February 17. 2023 - Vol. 2, Issue 1
About Awards, Accolades, Accomplishments, and Achievements
I stayed hidden as much as I could while growing up. As the sixth of eight kids, it helped to blend in with the rest of the family. Because I was younger, I saw the kind of attention Dad gave my older siblings—unwanted. If anyone made a mistake, it seemed a spectacular offense. In No Tears for Dad, I wrote about the consequences of burned rice and unpolished copper-bottomed pots. During elementary school I received near perfect grades and attendance. I don’t remember if anything was ever said about that. Instead, Dad thumbtacked everyone’s grade reports on the wall and circled with red felt pen any grades less than an A. By high school, I didn’t want any part of that scrutiny and made a decision not to excel. My memoir includes more examples, but by the time I reached adulthood, fear of success had cemented itself into my psyche. Any awards or accomplishments had lost their meaning. I’d learned if I did things perfectly it was not good enough.
The Illumination Awards, whose motto is “Shining a Light on Exemplary Christian Books,” recently awarded my book a Silver Medal. When I scrolled the list of award winners under the category Biography/Memoir—Personal Struggle, it read, "SILVER: No Tears for Dad by Pete Cruz (Redemption Press)." My immediate thoughts were What? Me? followed by a mix of unbelief, confusion, and pride. Even then, I wanted to say my book won, as if it did the winning, not me. Thoughts of this will bring unwanted attention or you don’t deserve this air bubbles floating to the water's surface.

I sat on the news for days and told only my daughter and two other friends. It was as if I were holding on to a big secret.

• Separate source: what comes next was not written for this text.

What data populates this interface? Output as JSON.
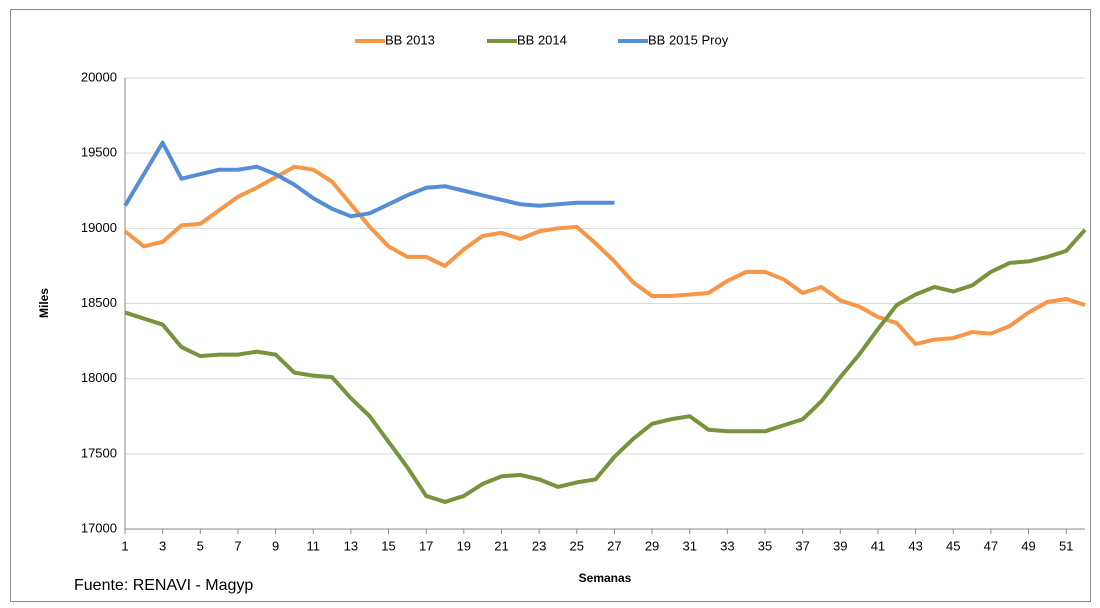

The following week, I Zoomed with my monthly group of fellow Christian writers. “By the way," I said (an intro sure to downplay good news), "my book received a silver medal." They were thrilled and happy for me. Plainly, I had trouble doing the same for myself. I admitted that I didn’t know what to make of it. One member, Rachael, told me what God had told her pastor. He had shared it in a sermon, saying “Stop taking yourself off the list. I (God) put you there.”

Indeed. God put me on the list. To Him it’s a big deal.

The Lord nudges me all the time. This is who you are, He says, intending for me not to stay hidden.

At my future speaking engagements, when I’m called to the podium, I'm sure to be introduced as, “Award-winning author, Pete Cruz.”

Sounds good to me. Feels good. This is who I am.
Valentine's Day brings to mind love songs that tug at my heart when I hear them. They transport me back to a time when the song meant something to me--either unrequited love or being in love. Following are the song titles, the artists, and the year of release:

  • "Ain't No Woman (Like The One I've Got)"-The Four Tops-1972
  • "You Are The Sunshine of My Life" - Stevie Wonder - 1972
  • "Just The Way You Are" - Billy Joel - 1977
  • "Invisible Touch" - Genesis - 1986
  • "Perfect" - Ed Sheeran - 2017

I hope for Valentine's Day you got your heart's desire.